На новый год армян, в начале месяца Навасард[26 - Навасард – первый месяц года в древней Армении. Год имел 12 месяцев, а каждый месяц насчитывал 30 дней. За последним месяцем шло еще пять дней, дополнявших общий счет года – 365 дней.], здесь происходило всенародное празднество, на котором присутствовали армянский царь, верховный жрец Армении и нахарары. Царь открывал великое торжество жертвоприношением – гекатомбой из белых волов с позолоченными рогами. Примеру его следовала вся знать.

Новый год приносил с собой и новую жизнь. Армении во время этого празднества надлежало показать своим богам плоды успехов прошлого года. Вахаги требовал от своего народа храбрости, Анаит – успеха в ремесле, Астхик – любви и поэзии.

Совершались соревнования в талантах и доблестях. Поэт пел сложенные им песни, музыкант играл на бамбирне[27 - Бамбирн – музыкальный струнный инструмент, бывший в употреблении у древних армянских рапсодов, которые под его аккомпанемент пели свои песни.], борец показывал силу своих мускулов, а мастер – произведения своего искусства.

Здесь происходили военные игры, поединки между смелыми борцами, бои с разъяренными быками и зверями. Здесь происходили ристания на лошадях, на колесницах, а также бега, в которых люди состязались с быстроногими оленями. Победитель получал один из тех розовых венков, которыми был украшен храм Астхик, и потому празднество это называлось Вардавар[28 - Вардавар – по-армянски «украшенный розами». В этот день обливали друг друга водой, дома украшали зеленью и цветами, преимущественно розами. После введения христианства этот праздник, посвященный богине Астхик, перешел в праздник Преображения.].

Новый год приносил с собой и новую жизнь. Старый год уходил. Надо было искупить старые грехи и очищенными вступить в новую жизнь: для этого совершалось общее омовение. Верховный жрец брал из волн Арацани святую воду и золотой кистью окроплял народ. Богомольцы, следуя его примеру, брызгали водою друг в друга.

Каждый из народа выпускал при этом белого голубя. Посвященные богине любви Астхик, чистые и непорочные, как невинные духи любви, голуби, порхая, окружали белый мраморный храм Астхик.

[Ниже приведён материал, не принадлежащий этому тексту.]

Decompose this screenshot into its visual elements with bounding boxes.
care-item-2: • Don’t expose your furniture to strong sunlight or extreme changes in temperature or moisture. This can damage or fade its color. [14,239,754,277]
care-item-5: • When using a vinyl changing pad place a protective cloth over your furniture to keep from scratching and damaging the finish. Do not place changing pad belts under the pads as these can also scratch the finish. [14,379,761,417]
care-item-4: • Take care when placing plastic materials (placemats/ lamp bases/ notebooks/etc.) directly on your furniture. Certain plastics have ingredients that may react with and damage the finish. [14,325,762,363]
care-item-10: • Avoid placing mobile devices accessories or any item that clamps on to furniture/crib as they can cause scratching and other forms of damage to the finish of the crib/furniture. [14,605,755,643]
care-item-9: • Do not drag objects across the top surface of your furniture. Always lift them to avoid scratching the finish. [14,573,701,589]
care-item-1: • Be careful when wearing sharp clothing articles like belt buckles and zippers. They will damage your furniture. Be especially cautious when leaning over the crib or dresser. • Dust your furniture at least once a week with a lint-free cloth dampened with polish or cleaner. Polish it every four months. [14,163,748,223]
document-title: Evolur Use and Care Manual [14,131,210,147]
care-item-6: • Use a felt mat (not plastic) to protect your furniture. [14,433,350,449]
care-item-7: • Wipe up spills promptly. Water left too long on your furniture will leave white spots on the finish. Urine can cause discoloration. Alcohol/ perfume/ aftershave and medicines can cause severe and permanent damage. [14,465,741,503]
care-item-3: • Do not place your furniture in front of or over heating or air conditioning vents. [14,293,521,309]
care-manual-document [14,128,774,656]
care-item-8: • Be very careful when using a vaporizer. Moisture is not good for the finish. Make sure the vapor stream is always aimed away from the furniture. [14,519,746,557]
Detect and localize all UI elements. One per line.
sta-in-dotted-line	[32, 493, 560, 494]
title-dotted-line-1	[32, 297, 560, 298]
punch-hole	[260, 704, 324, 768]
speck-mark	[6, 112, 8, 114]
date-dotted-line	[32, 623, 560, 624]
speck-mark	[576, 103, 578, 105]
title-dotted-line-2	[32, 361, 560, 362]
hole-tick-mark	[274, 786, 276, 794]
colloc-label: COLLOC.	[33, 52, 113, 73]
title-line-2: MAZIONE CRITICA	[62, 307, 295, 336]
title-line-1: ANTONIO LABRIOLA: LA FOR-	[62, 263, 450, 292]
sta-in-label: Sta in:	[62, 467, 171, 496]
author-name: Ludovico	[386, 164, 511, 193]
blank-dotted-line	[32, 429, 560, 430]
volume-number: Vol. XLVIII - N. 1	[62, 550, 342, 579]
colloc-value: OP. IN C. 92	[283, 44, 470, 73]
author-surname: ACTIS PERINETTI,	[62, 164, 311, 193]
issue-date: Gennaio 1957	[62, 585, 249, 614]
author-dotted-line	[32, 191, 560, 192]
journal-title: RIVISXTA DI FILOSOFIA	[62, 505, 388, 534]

Жертва, вода и голубь – сколько в этом затаенного значения! Это символы мира, искупления и любви.

Каждый год, в месяце Навасард, в праздник Вардавара, языческая Армения совершала в «Яштских местах» на высотах Карке умилостивление богов кровью всенародного жертвоприношения. В начале каждого года Армения совершала это искупление, омываясь в священных водах Арацани. В начале каждого года Армения совершала и это таинство любви, посвящая храму Астхик голубей.

Но ведь обычай этот был очень древним, может быть старше начала самого времени.

Когда, по преданию, бог очистил потопами грешную землю, прародитель Ной[29 - Легендарная история Армении считает армян прямыми потомками Ноя. Историк Мовсес Хоренаци рассказывает, что родоначальником древней Армении считался Гайк, правнук Иафета, сына Ноя. Он был исполин, полубог, обладал чудовищной силой. Поселился он у подножья Арарата, построил жилище, отдал его своему сыну Арменаку, а сам продолжал свой путь на северо-запад и там построил себе деревню, которую назвал Гайкашен.] был первым после этого всемирного омовения, выпустившим с вершины Арарата голубя, благого вестника божественной любви. Это произошло в начале месяца Навасард. Выйдя из ковчега, у подножья той же горы патриарх принес первую жертву, – то была жертва умилостивления. Сын Ноя, хранитель его заветов Сим, спустившись с Арарата в Тарон и поселясь у подножья горы Сим, совершил такое же жертвоприношение.

Прошли века, века неисчислимые, но обычай этот свято соблюдался в Армении до появления голубя над водами Иордана. И христианская Армения, освятив языческий обряд, повторила те же священнодействия и в тот же день Вардавара.

Все это знал Самвел, и все это незабвенное прошлое вставало теперь в его памяти.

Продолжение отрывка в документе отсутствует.